Olá pessoal da tabanca!
Depois da descrição da viagem desde o Funchal até Nova Lamego, e daí para Piche, hoje envio o terceiro relato sobre a CCAÇ 2679: A primeira saída para o mato.
Lá vai.
2. A primeira saída para o mato
Por José Manuel Dinis
Em 22 de Fevereiro de 1970 a Companhia saíu para o mato numa primeira missão de reconhecimento da zona envolvente de Piche, identificação de alguns caminhos que, derivando da localidade, podem incluir trilhos de penetração do IN, sobretudo na direcção do Corubal. E servia para identificação e controle de comportamentos.
Os quatro pelotões, verdinhos, muito verdinhos, cautelosos na movimentação e manutenção das distâncias, de entre dois a três metros, silenciosos em geral, com os sentidos a quererem casar-se com o ambiente, mas descuidados, porque compactos em trilhos abertos, marginais a bolanhas, e condicionados pelo medo de enfrentar o mato, onde imaginávamos um turra em cada árvore, o perigo iminente.
Antes de sairmos, cada pelotão teve uma conversa breve, apelativa à calma, ao espírito de grupo e, se necessário, à resposta organizada a qualquer acção do IN.
Passei revista às armas e, relativamente a três ou quatro que desconfiei poderiam disparar sem nexo, por minha conta, retirei os percutores.

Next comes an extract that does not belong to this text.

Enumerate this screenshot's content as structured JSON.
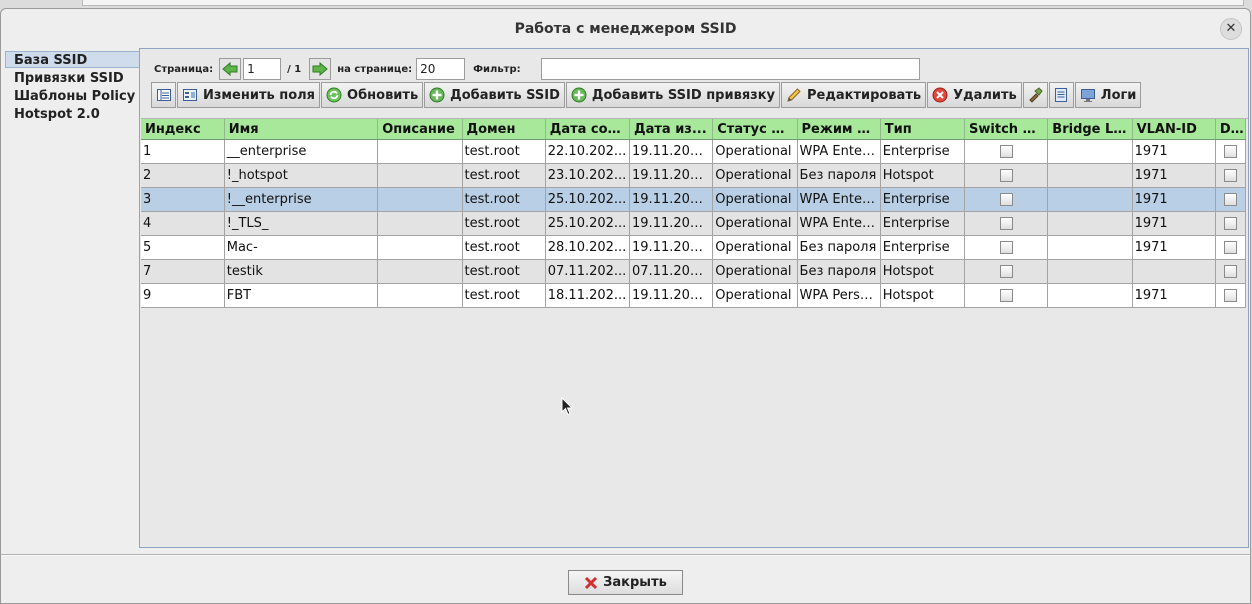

Com um pisteiro local a revelar-nos o percurso, iniciámos a marcha, particularmente atentos ao alinhamento dos que nos precediam, na intenção óbvia de evitar minas antipessoais ou outros engenhos. Lembro-me de ter visto uma granada defensiva, portuguesa, nova, a pouco mais de um metro da fila de pirilau, deixada cair por alguém que seguiria na frente, e pedi a quem ia na minha frente, em voz baixa, que passasse palavra a transmitir a ocorrência. Eu iria a meio da longa fila, pelo que, provavelmente, a mensagem não chegou ao capitão, e a granada lá ficou à espera de quem a levasse mais tarde. Pelo caminho matutei se seria uma situação fortuita, ou uma armadilha, e, nesse caso, eu era um dos habilitados à averiguação.

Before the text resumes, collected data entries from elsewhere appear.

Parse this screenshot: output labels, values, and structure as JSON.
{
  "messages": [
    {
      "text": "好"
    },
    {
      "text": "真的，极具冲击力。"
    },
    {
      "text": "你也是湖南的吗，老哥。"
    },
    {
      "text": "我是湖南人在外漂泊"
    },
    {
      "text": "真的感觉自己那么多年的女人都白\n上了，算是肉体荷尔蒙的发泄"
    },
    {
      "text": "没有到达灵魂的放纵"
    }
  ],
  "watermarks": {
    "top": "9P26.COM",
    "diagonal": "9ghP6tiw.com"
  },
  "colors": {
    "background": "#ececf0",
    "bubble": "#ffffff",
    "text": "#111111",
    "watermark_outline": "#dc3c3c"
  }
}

Ainda fui a pensar que deveríamos ter parado, mas, por outro lado, prosseguido, evitámos uma eventual situação de perigo. Embrenhado nestes pensamentos ocorreu-me a máxima transmitida pelo engenheiro, alferes-instrutor:
- Nunca se armem em parvos.
Este axioma adoptei-o como divisa pessoal no que concerne a minas e armadilhas. Mas eu tinha adquirido os conhecimentos, e a partir de então, mais tarde ou mais cedo, teria de os aplicar. Apesar disso, quanto mais tarde, melhor, e senti-me confortado.

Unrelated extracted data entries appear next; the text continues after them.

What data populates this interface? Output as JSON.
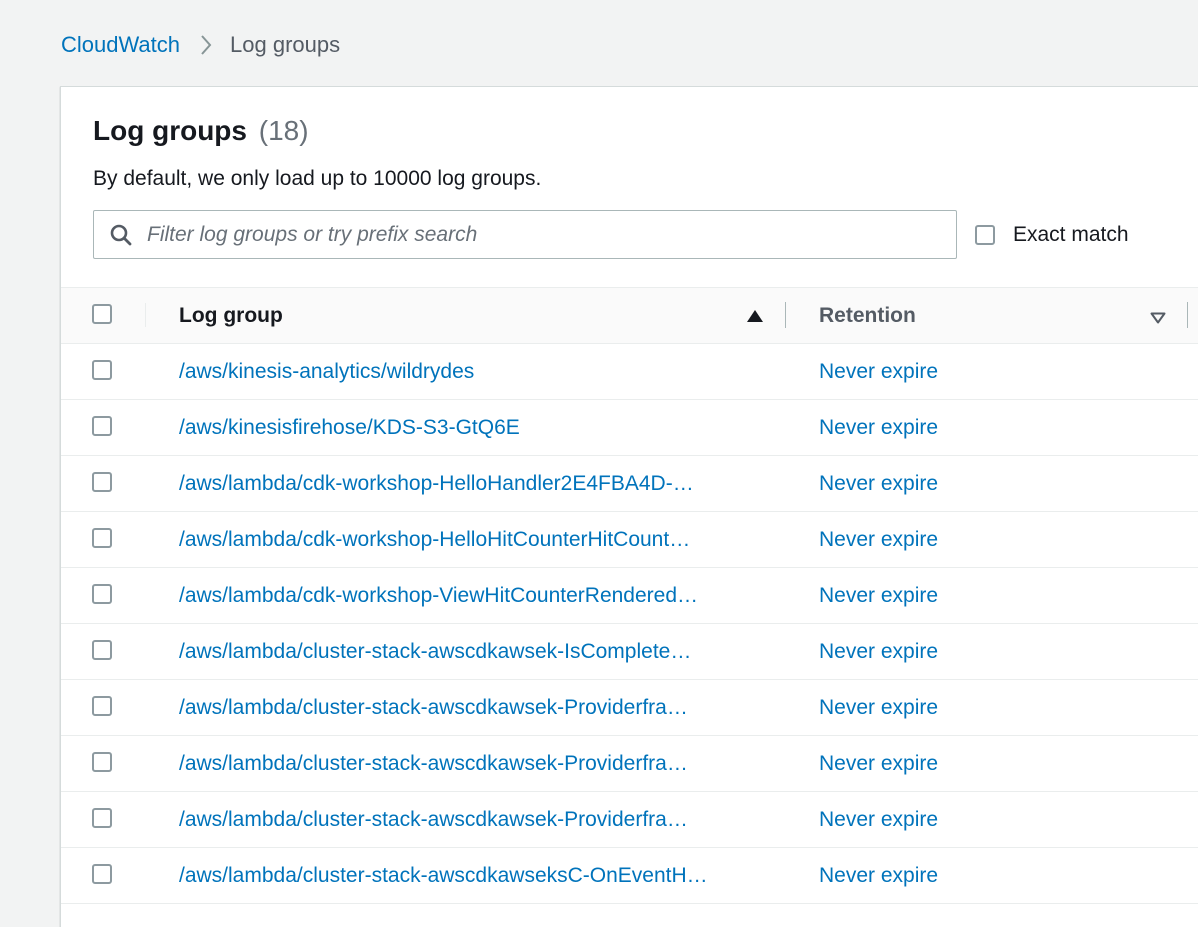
{
  "breadcrumb": {
    "root": "CloudWatch",
    "current": "Log groups"
  },
  "panel": {
    "title": "Log groups",
    "count": "(18)",
    "description": "By default, we only load up to 10000 log groups."
  },
  "search": {
    "placeholder": "Filter log groups or try prefix search",
    "value": ""
  },
  "exact_match": {
    "label": "Exact match",
    "checked": false
  },
  "table": {
    "columns": [
      {
        "label": "Log group",
        "sort": "ascending"
      },
      {
        "label": "Retention",
        "sort": "none"
      }
    ],
    "rows": [
      {
        "log_group": "/aws/kinesis-analytics/wildrydes",
        "retention": "Never expire"
      },
      {
        "log_group": "/aws/kinesisfirehose/KDS-S3-GtQ6E",
        "retention": "Never expire"
      },
      {
        "log_group": "/aws/lambda/cdk-workshop-HelloHandler2E4FBA4D-…",
        "retention": "Never expire"
      },
      {
        "log_group": "/aws/lambda/cdk-workshop-HelloHitCounterHitCount…",
        "retention": "Never expire"
      },
      {
        "log_group": "/aws/lambda/cdk-workshop-ViewHitCounterRendered…",
        "retention": "Never expire"
      },
      {
        "log_group": "/aws/lambda/cluster-stack-awscdkawsek-IsComplete…",
        "retention": "Never expire"
      },
      {
        "log_group": "/aws/lambda/cluster-stack-awscdkawsek-Providerfra…",
        "retention": "Never expire"
      },
      {
        "log_group": "/aws/lambda/cluster-stack-awscdkawsek-Providerfra…",
        "retention": "Never expire"
      },
      {
        "log_group": "/aws/lambda/cluster-stack-awscdkawsek-Providerfra…",
        "retention": "Never expire"
      },
      {
        "log_group": "/aws/lambda/cluster-stack-awscdkawseksC-OnEventH…",
        "retention": "Never expire"
      }
    ]
  },
  "icons": {
    "breadcrumb_separator": "chevron-right-icon",
    "search": "search-icon",
    "sort_ascending": "caret-up-icon",
    "sort_none": "caret-down-outline-icon"
  },
  "colors": {
    "link": "#0073bb",
    "page_background": "#f2f3f3",
    "text": "#16191f"
  }
}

A fila prosseguia como que indiferente.
O patrulhamento durou cerca de cinco horas, e aparentemente de pouco nos serviu, mas deu-nos uma ideia sobre o terreno, atenuou os primeiros medos, deixou indicações sobre o comportamento do pessoal.
O regresso a Piche foi a tempo de almoçar, pelo que, após as formalidades, dirigimo-nos à messe, um alpendre acanhado e desconfortável, onde não cabiam todos em simultâneo, nos antípodas das novas construções do aquartelamento.
Nós, os da 2679, fomos comer em segunda ou terceira leva, e o que nos foi servido, foi uma sopa leofilizada, com uns supostos e escassos pedacinhos de legumes a flutuar, e o caldo insalubre, praticamente ausentes o sal e o azeite. A seguir, foi servida uma pequena quantidade de bianda com estilhaços, em estado de pré-argamassa.
Nesta fotografia, evidencia-se o elevado moral das NT, superiormente autorizados a manifestarem-se contra a fome no mundo.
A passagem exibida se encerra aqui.